I'm not looking for a debate.  I have dear friends that are farmers' wives.  I'm not looking to cause conflict, and I completely respect their families' values and hard work.  This isn't about judgement.  It's about making personal decisions.  And, as I said earlier, this is much competing thought on what is a "nutritious" diet.  This is where our family has settled.

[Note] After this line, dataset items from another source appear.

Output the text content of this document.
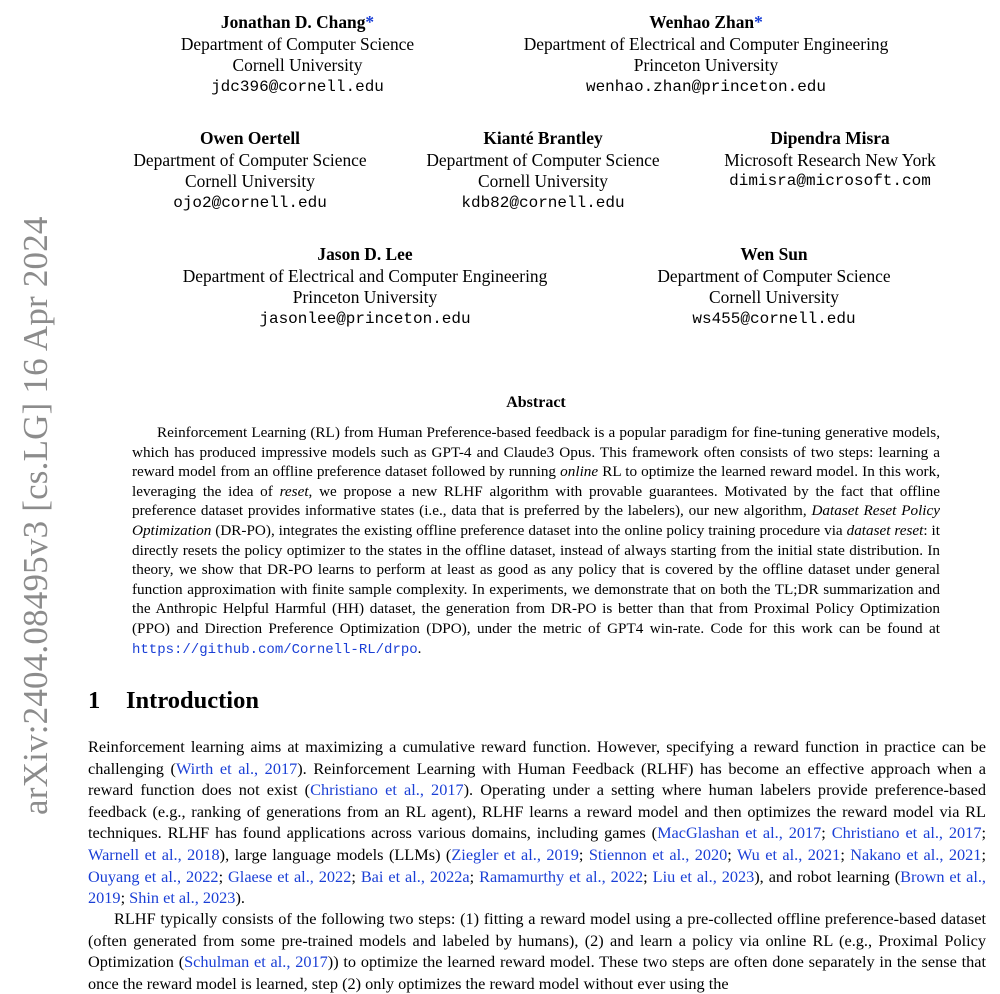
arXiv:2404.08495v3 [cs.LG] 16 Apr 2024
Jonathan D. Chang*
Department of Computer Science
Cornell University
jdc396@cornell.edu
Wenhao Zhan*
Department of Electrical and Computer Engineering
Princeton University
wenhao.zhan@princeton.edu
Owen Oertell
Department of Computer Science
Cornell University
ojo2@cornell.edu
Kianté Brantley
Department of Computer Science
Cornell University
kdb82@cornell.edu
Dipendra Misra
Microsoft Research New York
dimisra@microsoft.com
Jason D. Lee
Department of Electrical and Computer Engineering
Princeton University
jasonlee@princeton.edu
Wen Sun
Department of Computer Science
Cornell University
ws455@cornell.edu
Abstract

Reinforcement Learning (RL) from Human Preference-based feedback is a popular paradigm for fine-tuning generative models, which has produced impressive models such as GPT-4 and Claude3 Opus. This framework often consists of two steps: learning a reward model from an offline preference dataset followed by running online RL to optimize the learned reward model. In this work, leveraging the idea of reset, we propose a new RLHF algorithm with provable guarantees. Motivated by the fact that offline preference dataset provides informative states (i.e., data that is preferred by the labelers), our new algorithm, Dataset Reset Policy Optimization (DR-PO), integrates the existing offline preference dataset into the online policy training procedure via dataset reset: it directly resets the policy optimizer to the states in the offline dataset, instead of always starting from the initial state distribution. In theory, we show that DR-PO learns to perform at least as good as any policy that is covered by the offline dataset under general function approximation with finite sample complexity. In experiments, we demonstrate that on both the TL;DR summarization and the Anthropic Helpful Harmful (HH) dataset, the generation from DR-PO is better than that from Proximal Policy Optimization (PPO) and Direction Preference Optimization (DPO), under the metric of GPT4 win-rate. Code for this work can be found at https://github.com/Cornell-RL/drpo.

1 Introduction

Reinforcement learning aims at maximizing a cumulative reward function. However, specifying a reward function in practice can be challenging (Wirth et al., 2017). Reinforcement Learning with Human Feedback (RLHF) has become an effective approach when a reward function does not exist (Christiano et al., 2017). Operating under a setting where human labelers provide preference-based feedback (e.g., ranking of generations from an RL agent), RLHF learns a reward model and then optimizes the reward model via RL techniques. RLHF has found applications across various domains, including games (MacGlashan et al., 2017; Christiano et al., 2017; Warnell et al., 2018), large language models (LLMs) (Ziegler et al., 2019; Stiennon et al., 2020; Wu et al., 2021; Nakano et al., 2021; Ouyang et al., 2022; Glaese et al., 2022; Bai et al., 2022a; Ramamurthy et al., 2022; Liu et al., 2023), and robot learning (Brown et al., 2019; Shin et al., 2023).

RLHF typically consists of the following two steps: (1) fitting a reward model using a pre-collected offline preference-based dataset (often generated from some pre-trained models and labeled by humans), (2) and learn a policy via online RL (e.g., Proximal Policy Optimization (Schulman et al., 2017)) to optimize the learned reward model. These two steps are often done separately in the sense that once the reward model is learned, step (2) only optimizes the reward model without ever using the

So, how about you? Have you seen it? What did you think?

Comments

Karen said…
Awesome post! Your thoughts mirror alot of mine, though we are just barely starting to dabble. My husband decided to go vegetarian three months ago because when he's cut meat out before, he just "feels better". He was also looking for weight loss but overall "feeling" was his goal. His weight loss hasn't been what he hoped so he googled the issue and landed on info about the fats/nutritional issues in dairy...and that led him to info on being vegan and Forks Over Knives. The kids and I weren't participating much in his diet, though I am a pretty healthy mom and home cook (limited processed foods/sugar, lean meats, lots of fruits and veggies etc) but now after watching FOK, we are starting to rethink diet for our whole FAMILY. (Wasn't the China Study and the WW2 phenomenon mind blowing?!) Thank you for thinking out loud on your blog...I enjoy your writing and info!!!
panaMOM said…
Thanks for the encouraging words, Karen!!

The WW2 stat is one that I can't get my mind around because it is mind blowing! I'm looking to do a bit more research on that one.

Keep me updated on your family's path. I'd love to know where y'all end up in all of this!!
Amanda in NC said…
My dh and I just watched it last night - it's pretty convincing! I have been working towards removing processed foods from our diet, and adding LOTS more fruits, veggies, grains and legumes already, but this has influenced me to go further with that. Good stuff!